O Supremo Tribunal Federal (STF) retirou da pauta desta quarta-feira (19) o julgamento que definirá como será realizada a eleição para o mandato-tampão do governo do Rio de Janeiro. Ainda não há previsão de quando a ação sobre a sucessão no governo fluminense voltará à pauta.

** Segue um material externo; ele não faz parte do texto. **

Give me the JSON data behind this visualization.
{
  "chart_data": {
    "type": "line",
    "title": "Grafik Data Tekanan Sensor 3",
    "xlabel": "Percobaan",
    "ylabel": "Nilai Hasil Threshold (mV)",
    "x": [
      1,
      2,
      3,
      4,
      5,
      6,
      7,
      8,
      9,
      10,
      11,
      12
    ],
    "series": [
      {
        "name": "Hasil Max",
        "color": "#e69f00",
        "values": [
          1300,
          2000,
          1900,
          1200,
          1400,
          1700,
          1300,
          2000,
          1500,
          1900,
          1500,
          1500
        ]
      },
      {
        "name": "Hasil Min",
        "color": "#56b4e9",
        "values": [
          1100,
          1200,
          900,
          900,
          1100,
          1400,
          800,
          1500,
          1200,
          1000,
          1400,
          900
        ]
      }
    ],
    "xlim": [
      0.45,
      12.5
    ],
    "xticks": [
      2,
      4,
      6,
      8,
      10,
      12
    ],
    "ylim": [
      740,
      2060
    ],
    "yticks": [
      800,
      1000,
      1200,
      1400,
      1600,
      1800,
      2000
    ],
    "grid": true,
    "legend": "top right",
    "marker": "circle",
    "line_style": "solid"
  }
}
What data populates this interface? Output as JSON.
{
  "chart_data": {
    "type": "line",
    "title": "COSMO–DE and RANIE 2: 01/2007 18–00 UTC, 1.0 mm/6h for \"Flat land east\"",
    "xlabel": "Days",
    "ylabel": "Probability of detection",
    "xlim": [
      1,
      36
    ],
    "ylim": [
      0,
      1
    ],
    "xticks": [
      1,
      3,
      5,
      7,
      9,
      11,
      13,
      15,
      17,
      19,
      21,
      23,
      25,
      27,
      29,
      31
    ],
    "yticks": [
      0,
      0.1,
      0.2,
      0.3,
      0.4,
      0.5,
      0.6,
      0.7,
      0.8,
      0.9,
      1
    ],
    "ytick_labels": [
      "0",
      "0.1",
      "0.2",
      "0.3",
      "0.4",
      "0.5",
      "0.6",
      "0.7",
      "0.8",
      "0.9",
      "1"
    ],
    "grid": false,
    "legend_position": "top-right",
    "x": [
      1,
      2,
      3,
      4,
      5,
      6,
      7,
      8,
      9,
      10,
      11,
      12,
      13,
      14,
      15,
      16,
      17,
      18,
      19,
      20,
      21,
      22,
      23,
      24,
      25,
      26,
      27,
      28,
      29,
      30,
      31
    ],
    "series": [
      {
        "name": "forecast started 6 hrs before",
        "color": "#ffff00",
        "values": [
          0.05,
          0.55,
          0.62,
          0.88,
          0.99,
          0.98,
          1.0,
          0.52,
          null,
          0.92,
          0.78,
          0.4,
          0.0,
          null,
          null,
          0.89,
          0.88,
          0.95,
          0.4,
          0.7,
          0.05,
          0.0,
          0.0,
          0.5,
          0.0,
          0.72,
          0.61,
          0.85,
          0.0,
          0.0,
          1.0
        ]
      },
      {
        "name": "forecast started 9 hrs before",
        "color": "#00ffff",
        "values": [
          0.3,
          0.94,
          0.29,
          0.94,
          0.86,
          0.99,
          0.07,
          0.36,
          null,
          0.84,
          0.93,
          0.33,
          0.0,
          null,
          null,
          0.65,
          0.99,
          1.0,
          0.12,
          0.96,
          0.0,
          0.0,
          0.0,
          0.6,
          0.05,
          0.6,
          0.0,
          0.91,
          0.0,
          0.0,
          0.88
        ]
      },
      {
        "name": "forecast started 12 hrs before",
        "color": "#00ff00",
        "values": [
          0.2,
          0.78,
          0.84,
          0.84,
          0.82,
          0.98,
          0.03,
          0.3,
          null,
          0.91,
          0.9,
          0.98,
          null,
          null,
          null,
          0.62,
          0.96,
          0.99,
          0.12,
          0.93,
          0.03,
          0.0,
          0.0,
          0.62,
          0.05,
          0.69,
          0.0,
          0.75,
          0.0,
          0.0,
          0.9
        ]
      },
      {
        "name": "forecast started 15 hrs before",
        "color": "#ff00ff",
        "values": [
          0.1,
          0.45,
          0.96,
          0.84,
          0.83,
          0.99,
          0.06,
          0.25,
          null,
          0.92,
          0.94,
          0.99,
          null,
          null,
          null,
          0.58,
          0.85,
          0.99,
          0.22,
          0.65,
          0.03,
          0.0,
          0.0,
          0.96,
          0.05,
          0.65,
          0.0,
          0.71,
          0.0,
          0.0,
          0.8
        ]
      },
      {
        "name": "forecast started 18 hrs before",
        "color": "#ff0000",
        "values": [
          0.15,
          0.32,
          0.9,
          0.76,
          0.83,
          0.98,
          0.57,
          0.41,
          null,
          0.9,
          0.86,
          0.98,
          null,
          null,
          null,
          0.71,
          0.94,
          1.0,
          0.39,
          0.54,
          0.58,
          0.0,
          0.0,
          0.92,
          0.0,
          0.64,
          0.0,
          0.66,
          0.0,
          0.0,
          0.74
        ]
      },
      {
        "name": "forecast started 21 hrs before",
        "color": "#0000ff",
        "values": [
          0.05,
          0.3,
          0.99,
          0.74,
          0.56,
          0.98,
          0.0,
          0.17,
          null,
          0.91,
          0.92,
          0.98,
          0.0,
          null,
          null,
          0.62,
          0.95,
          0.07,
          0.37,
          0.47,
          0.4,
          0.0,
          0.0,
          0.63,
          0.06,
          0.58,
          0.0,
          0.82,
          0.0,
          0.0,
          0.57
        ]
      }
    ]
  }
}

O Supremo Tribunal Federal (STF) retirou da pauta desta quarta-feira (19) o julgamento que definirá como será realizada a eleição para o mandato-tampão do governo do Rio de Janeiro. A Corte decidiu priorizar o julgamento de um processo relacionado à Lei Maria da Penha, que completa 20 anos neste mês. Ainda não há previsão de quando a ação sobre a sucessão no governo fluminense voltará à pauta.
O Rio de Janeiro é governado interinamente pelo presidente do Tribunal de Justiça do estado (TJRJ), desembargador Ricardo Couto, desde março de 2026. Ele permanece no cargo por decisão do próprio STF enquanto a Corte não define as regras para a eleição do governador-tampão.
A crise na sucessão começou após a renúncia de Cláudio Castro, em 23 de março. O ex-governador havia sido condenado pelo Tribunal Superior Eleitoral (TSE) por abuso de poder político e econômico nas eleições de 2022. A renúncia ocorreu antes da condenação, e a situação abriu uma disputa jurídica sobre quem deveria assumir o governo até a realização de novas eleições.
O então vice-governador, Thiago Pampolha, deixou o cargo após ser indicado para uma vaga no Tribunal de Contas do Estado (TCE). Na sequência, o então presidente da Assembleia Legislativa do Rio de Janeiro (Alerj), Rodrigo Bacellar (União), também não assumiu o governo. Ele estava preso e, posteriormente, teve o mandato de deputado estadual cassado pela Justiça Eleitoral.
Com a dupla vacância, Douglas Ruas (PL), que havia assumido a presidência da Alerj, passou a reivindicar o comando do estado com base na Constituição fluminense. A disputa foi levada ao Judiciário, e Ricardo Couto permaneceu à frente do governo por decisão do STF.
O julgamento no Supremo começou em abril e foi suspenso após o ministro Flávio Dino pedir vista. Na ocasião, o relator, ministro Luiz Fux, votou pela realização de eleição indireta, com escolha do governador pela Alerj e voto secreto. André Mendonça, Nunes Marques e Cármen Lúcia acompanharam o relator. O ministro Cristiano Zanin divergiu e defendeu que a escolha fosse feita por voto direto da população.
Com isso, o placar parcial está em 4 votos a 1 pela eleição indireta. Ainda faltam os votos de outros ministros da Corte.